Osman bu aptal duruma iyice sinirlenirken yapmak istediği tek şey bunun yapan şerefsizi bulmaktı. Onu bulmak ve tehditlerine pişman etmekti.

Bunun dışında Sinan'a ne söyleyebileceğini hiç bilmiyordu. Anlatabileceği kimse yoktu, her zaman olduğu gibi yalnız başına çözmeliydi.

•••

Şimdi

Osman kızıp bağırmanın dışında Sinan'dan böyle bir darbe beklemediği için şaşırmıştı. Yana dönmüş başını kaldırıp Sinan'a bakarken onun gözlerinde sadece öfke görüyordu.

Yakınlardakiler bir anda onlara dönerken bu olayın büyümesini istemiyordu. Sinan'ın ağzından yanlış şeyler çıkmasını istemiyordu.

Eda ve Işık şokla onlara bakarken Kerem Sinan'ı onun yakalarından ayırmaya çalışmıştı.

Osman, Sinan'ın yakalarındaki ellerine uzanarak dişlerinin arasından konuştu, "Burda olmaz Sinan."

"Ne oluyor oğlum, yine neyi çözemediniz?" diye konuya direkt daldı Eda, onların durup durup bu halde olmasından bıkmıştı.

Sinan onun yakalarını iterek bırakırken Osman arkasındaki banka çarpmıştı. Eda'yı duymazdan gelerek konuştu. "Nerede olur Osman?

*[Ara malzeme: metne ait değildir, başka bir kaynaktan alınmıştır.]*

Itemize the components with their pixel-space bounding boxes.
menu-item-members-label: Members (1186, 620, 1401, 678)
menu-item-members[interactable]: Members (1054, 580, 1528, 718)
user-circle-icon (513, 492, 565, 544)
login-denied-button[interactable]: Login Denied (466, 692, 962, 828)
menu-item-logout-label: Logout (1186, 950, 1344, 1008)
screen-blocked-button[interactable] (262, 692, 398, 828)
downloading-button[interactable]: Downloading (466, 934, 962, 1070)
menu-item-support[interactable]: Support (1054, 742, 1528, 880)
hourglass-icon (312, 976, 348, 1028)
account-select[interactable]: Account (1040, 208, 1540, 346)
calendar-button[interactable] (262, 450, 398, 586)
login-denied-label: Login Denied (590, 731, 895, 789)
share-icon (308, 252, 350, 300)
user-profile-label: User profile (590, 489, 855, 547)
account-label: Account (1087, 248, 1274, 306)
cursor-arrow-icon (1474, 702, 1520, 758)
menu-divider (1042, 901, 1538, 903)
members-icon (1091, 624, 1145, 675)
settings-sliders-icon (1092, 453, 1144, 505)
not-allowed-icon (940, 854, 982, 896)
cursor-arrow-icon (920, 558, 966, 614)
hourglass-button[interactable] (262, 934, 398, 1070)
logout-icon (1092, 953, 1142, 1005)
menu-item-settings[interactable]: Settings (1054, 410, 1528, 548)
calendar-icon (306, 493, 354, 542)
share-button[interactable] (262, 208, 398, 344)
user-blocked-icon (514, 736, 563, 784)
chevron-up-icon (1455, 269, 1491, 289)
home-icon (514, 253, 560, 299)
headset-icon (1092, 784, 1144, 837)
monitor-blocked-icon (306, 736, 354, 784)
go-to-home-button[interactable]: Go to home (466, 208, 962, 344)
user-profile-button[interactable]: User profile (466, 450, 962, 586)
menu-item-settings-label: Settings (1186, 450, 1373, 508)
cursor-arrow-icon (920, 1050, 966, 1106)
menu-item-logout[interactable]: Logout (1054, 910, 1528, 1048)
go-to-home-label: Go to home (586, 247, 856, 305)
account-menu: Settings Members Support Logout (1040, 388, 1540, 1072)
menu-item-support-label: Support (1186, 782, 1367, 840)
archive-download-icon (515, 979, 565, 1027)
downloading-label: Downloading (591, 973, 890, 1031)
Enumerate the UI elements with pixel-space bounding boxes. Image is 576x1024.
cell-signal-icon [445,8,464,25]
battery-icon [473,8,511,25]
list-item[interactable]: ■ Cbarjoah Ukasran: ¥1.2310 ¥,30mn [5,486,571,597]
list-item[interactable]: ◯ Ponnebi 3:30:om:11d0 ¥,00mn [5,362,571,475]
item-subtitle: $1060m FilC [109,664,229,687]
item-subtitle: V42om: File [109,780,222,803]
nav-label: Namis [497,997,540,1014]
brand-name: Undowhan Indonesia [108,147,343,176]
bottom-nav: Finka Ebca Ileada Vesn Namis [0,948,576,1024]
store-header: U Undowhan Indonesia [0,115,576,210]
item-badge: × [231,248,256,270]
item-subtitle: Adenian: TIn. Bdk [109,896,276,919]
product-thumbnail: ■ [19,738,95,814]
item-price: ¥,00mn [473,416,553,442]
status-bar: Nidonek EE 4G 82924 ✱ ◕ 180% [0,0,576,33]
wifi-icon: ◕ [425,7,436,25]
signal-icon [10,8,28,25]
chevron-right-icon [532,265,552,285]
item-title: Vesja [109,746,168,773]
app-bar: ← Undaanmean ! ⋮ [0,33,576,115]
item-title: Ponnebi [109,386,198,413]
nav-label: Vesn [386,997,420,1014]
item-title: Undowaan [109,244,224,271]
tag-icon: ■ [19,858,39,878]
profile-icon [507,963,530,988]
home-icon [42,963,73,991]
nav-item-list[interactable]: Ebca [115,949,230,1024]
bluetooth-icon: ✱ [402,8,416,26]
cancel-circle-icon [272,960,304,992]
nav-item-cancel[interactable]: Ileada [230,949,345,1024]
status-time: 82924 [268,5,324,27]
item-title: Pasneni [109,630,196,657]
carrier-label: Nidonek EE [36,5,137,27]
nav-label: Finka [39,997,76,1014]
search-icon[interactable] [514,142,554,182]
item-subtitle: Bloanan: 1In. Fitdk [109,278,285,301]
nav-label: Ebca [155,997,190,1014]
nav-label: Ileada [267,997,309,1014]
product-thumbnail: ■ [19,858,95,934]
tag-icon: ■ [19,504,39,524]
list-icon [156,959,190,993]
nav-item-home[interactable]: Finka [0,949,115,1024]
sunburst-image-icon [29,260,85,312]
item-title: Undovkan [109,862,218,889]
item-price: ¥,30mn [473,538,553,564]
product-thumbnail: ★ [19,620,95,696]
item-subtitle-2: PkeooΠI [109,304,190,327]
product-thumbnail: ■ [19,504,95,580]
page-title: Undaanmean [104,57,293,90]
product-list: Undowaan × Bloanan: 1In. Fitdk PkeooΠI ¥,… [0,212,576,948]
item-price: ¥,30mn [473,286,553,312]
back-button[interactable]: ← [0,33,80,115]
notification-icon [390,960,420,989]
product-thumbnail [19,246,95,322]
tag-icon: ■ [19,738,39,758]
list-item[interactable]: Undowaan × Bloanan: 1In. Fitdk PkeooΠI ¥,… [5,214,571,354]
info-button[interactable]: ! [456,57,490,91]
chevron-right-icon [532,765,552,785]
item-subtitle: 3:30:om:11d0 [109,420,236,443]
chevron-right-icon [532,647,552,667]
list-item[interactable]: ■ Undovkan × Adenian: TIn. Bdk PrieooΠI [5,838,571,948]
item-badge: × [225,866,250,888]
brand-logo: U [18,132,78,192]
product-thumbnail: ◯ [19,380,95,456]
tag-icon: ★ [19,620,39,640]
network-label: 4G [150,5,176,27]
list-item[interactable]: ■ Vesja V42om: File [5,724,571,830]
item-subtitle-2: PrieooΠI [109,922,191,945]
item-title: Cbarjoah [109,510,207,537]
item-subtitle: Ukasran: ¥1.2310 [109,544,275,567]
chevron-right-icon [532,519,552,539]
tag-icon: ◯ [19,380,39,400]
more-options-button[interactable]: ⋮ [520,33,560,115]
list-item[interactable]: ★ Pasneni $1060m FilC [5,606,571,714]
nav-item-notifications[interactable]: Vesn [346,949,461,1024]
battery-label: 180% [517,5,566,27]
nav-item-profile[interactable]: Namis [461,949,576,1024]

Söyle burda olmazsa nerede olur?" Sesini yükseltmeye başladığında artık iyice gerilmişti Osman.

"Sinan." Uyarıcı bir tonda konuşsada onu dinlemeyeceğini biliyordu.

Sinan gözlerine ulaşmayan kısa bir gülüş sergiledikten sonra tekrar Osman'a baktı. "Osman," dedi onu taklit ederek. "Aptal mıyım ben? Anlamıyor muyum benden bir şeyler saklamak için yaptığını?" Osman'dan bir cevap gelmeyince gülerek devam etti. "Hayır, asıl aptal olan sensin. Ama madem birlikte çözmek yerine yalnız olmayı tercih ediyorsun," Eliyle omzuna hafifçe vurdu, "bundan sonra kime yakın olursan ol ama bana uzak ol."

Sinan arkasına bakmadan giderken Osman sinirliydi. Kendine sinirliydi çünkü bunu istediği halde neden bu kadar kırılmış hissettiğine anlam veremiyordu.

"Bir bok anladıysam siksinler ama sormayacağım bir şey. Sonra ben kötü oluyorum."

Eda kafasını salladı, "Aynen." Osman'a dönerek devam etti, "Ama bence bazı şeyleri anlatman lazım Osman."

Işık ise hiçbir şey söylemeden Sinan'ın peşinden gitmeye başladı.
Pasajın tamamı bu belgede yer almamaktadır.